Laskin Carl A, Clark Christine A, Spitzer Karen A
Division of Rheumatology, Department of Medicine, University of Toronto Faculty of Medicine, Toronto, ON M5G 2K4, Canada.
Rheum Dis Clin North Am. 2005 May;31(2):255-72, vi. doi: 10.1016/j.rdc.2005.01.011.
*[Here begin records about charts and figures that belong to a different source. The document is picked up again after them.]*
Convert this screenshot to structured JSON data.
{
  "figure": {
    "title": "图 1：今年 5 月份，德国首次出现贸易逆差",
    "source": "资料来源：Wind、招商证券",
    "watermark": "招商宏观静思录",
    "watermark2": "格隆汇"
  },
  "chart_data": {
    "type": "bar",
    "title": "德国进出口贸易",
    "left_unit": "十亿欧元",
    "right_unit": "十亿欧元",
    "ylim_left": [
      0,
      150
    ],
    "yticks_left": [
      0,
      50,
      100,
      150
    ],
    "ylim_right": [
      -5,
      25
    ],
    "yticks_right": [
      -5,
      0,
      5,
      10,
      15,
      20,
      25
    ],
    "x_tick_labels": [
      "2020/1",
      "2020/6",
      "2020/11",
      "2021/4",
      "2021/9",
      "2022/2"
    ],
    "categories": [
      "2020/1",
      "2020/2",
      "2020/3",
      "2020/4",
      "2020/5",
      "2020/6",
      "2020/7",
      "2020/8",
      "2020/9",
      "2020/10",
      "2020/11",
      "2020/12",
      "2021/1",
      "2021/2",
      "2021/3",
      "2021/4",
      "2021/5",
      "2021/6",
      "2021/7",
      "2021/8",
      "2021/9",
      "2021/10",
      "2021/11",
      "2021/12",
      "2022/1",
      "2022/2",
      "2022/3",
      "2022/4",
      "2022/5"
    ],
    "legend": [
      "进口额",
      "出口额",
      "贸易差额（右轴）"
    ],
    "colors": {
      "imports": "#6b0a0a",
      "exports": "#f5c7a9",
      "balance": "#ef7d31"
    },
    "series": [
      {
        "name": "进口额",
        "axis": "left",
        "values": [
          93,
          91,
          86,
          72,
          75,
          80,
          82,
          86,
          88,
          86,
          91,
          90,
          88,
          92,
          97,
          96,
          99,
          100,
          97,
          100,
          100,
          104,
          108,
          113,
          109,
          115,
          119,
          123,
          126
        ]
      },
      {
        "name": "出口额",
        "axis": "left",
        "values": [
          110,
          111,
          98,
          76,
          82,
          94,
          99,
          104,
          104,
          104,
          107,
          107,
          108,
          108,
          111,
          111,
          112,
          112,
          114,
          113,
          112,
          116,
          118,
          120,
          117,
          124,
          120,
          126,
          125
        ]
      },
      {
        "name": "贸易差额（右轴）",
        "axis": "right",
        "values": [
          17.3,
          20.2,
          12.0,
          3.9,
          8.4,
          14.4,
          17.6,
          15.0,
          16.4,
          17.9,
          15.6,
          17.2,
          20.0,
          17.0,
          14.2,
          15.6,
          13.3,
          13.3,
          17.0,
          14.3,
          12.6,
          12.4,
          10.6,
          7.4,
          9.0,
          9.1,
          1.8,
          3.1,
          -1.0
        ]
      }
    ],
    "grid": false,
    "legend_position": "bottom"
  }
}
This article compares the manifestations of systemic lupus erythematosus (SLE) in the presence and absence of antiphospholipid antibodies (aPLs), the hallmark autoantibodies of antiphospholipid syndrome (APS). The combination of SLE and APS appears to be of greater concern than either entity alone. APS complicates SLE by adding a vaso-occlusive factor to the inflammatory component that adversely affects the prognosis of those who have lupus and aPLs. The increase in both morbidity and mortality when both are present has significant therapeutic implications. Anticoagulation may be a safer and more appropriate therapeutic option than instituting a regimen of corticosteroids and immunosuppressive agents with all their attendant adverse effects. It falls upon the physician to clearly define the disease entity and fully evaluate the disease process.
本文比较了抗磷脂抗体(aPLs)存在和不存在时系统性红斑狼疮(SLE)的表现,抗磷脂抗体是抗磷脂综合征(APS)的标志性自身抗体。SLE与APS的合并似乎比单独的任何一种疾病更令人担忧。APS通过在炎症成分中增加血管闭塞因素使SLE复杂化,这对患有狼疮和aPLs的患者的预后产生不利影响。两者同时存在时发病率和死亡率的增加具有重要的治疗意义。与采用具有所有伴随不良反应的皮质类固醇和免疫抑制剂方案相比,抗凝可能是一种更安全、更合适的治疗选择。明确界定疾病实体并全面评估疾病过程是医生的责任。